“I HAVE no graves to go to and I know my parents were murdered here and burned. So this is how I pay homage to them.”
Seventy-five years after Auschwitz was liberated, 92-year-old Shoah survivor Yvonne Engelman returned on Monday to the very site where she lost her family, and almost her own life.
“It was very emotional,” Engelman told The AJN from Poland this week, after attending an official ceremony marking the anniversary and International Holocaust Remembrance Day.
She said it was particularly difficult during Kaddish as she was “thinking of my parents who did not survive”.
“Today, standing here, after all the years, it’s very painful but I have survived, I’m here, I was able to make the journey, I am surrounded by my children, grandchildren and the spouses of my children so I am the victor,” Engelman said.
Recalling the horrors of the camp, Engelman said, “We could hear children coughing, crying, choking from the gas and also the smelling of the human flesh and the great fear, what we experienced, is that maybe you will be the next victim.”
Aged just 15, Engelman narrowly escaped death when a gas chamber she was sent to malfunctioned.
“The gas didn’t work … How can you explain that? You can’t. I was meant to survive, maybe it’s a miracle but I did survive and I am here.”
Asked by The AJN if the world had learned the lessons of the Holocaust, Engelman replied, “Not really.

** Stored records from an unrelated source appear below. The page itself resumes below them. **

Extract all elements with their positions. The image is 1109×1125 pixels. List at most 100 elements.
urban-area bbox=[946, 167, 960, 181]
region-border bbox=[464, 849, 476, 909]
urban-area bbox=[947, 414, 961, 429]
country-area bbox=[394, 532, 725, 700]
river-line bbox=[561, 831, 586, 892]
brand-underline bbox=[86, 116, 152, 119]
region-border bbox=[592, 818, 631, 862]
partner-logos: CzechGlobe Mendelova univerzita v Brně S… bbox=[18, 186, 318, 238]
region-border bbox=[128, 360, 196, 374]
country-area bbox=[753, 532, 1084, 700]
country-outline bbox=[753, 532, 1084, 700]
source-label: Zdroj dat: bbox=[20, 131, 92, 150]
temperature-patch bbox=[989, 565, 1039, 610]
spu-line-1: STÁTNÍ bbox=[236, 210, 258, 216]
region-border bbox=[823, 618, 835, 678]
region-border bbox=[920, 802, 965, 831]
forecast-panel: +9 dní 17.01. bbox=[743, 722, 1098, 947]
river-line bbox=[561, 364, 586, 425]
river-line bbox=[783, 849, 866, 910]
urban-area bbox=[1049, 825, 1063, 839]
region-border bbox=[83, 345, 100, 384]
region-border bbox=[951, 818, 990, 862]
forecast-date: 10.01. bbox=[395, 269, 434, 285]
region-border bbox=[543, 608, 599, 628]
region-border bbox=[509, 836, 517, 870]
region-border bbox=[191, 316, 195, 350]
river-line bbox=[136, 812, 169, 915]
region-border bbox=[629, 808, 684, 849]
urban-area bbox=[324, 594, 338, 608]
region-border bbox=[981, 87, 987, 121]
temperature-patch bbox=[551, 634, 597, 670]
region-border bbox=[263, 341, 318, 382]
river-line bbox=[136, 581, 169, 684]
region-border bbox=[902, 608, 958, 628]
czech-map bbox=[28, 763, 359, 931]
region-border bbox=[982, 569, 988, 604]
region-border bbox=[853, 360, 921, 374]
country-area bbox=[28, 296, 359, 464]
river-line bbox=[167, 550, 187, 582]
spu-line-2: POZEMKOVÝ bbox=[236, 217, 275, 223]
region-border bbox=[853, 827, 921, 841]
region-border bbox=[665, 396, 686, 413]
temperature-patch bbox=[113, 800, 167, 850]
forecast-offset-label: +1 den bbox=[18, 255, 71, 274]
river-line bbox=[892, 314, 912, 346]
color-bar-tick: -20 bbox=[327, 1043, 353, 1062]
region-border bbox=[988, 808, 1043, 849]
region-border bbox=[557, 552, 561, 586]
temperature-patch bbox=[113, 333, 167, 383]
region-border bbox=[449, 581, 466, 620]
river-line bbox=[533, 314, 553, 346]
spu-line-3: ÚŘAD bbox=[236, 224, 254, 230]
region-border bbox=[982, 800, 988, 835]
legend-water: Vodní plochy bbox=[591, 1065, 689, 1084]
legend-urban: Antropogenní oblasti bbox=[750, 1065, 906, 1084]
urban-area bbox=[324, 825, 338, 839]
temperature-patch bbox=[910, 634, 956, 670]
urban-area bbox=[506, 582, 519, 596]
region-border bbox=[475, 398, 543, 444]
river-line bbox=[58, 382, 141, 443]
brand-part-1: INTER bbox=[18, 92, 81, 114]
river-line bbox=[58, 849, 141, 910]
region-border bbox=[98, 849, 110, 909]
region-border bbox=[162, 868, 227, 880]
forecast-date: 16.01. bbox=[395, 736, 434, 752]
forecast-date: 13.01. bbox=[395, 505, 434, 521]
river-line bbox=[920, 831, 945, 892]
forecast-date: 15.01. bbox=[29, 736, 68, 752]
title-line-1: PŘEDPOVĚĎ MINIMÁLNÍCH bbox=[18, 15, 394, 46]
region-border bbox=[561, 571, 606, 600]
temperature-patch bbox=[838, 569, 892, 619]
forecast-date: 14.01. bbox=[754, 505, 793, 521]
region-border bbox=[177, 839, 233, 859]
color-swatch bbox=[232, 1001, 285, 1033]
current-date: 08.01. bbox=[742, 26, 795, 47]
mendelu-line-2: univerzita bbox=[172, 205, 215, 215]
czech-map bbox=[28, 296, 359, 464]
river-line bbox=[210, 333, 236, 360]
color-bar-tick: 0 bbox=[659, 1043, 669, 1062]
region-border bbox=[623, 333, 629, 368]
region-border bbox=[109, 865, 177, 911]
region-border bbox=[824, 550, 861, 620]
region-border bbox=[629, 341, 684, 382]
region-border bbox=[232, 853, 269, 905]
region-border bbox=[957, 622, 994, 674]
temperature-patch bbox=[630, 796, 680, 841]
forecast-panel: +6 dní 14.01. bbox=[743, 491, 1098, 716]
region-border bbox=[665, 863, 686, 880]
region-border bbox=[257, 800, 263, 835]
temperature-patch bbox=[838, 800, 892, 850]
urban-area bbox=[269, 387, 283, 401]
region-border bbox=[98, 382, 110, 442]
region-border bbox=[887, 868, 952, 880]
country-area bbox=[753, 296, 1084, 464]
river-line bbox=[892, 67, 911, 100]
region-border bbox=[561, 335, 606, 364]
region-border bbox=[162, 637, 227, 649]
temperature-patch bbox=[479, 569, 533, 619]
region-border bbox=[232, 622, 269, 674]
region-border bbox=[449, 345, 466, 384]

But hopefully with all this coverage and our youth taking up the challenge, we might have a chance.”
Her message to future generations is “not to be bystanders”.
“If they see something is not right, stand up and voice their opinion and never, never hate.”
Engelman was joined at the commemoration by Australian Senate president Scott Ryan and Australia’s ambassador to Poland Lloyd Brodrick, together with Executive Council of Australian Jewry deputy president Robert Goot and other Australian delegates.
Reflecting on the “very humbling” event, Goot told The AJN he was overwhelmed by the strength and resilience of survivors.
“You’re looking at a group of people, the likes of which we are unlikely if ever to encounter again because they have climbed out of an abyss, they have made lives for themselves, they have continued with life with optimism, with courage, with great determination and with humanity,” Goot said.
“It’s absolutely striking how all the [survivors] I spoke to manifested those characteristics.”
He recalled how at a dinner prior to the commemoration, a survivor was called up to the stage together with their family “and there were 40 people there”.
“You realised just what it was that the Jewish community missed out on by being deprived of six million … the sheer size of what one survivor could contribute to Jewish continuity.”
Goot echoed the sentiments of World Jewish Congress president Ronald Lauder, who warned “we will never eradicate antisemitism”.
“You can never completely eradicate an irrational hatred that has existed for over 2000 years,” Goot said.
“You can try and modify it, you can legislate against it, you can try and prevent it manifesting itself on social media, but you will never eradicate it. There will always be obstacles and it will transmute and transform into different manifestations.
“That’s not to say that we give up. On the contrary, we double our efforts.”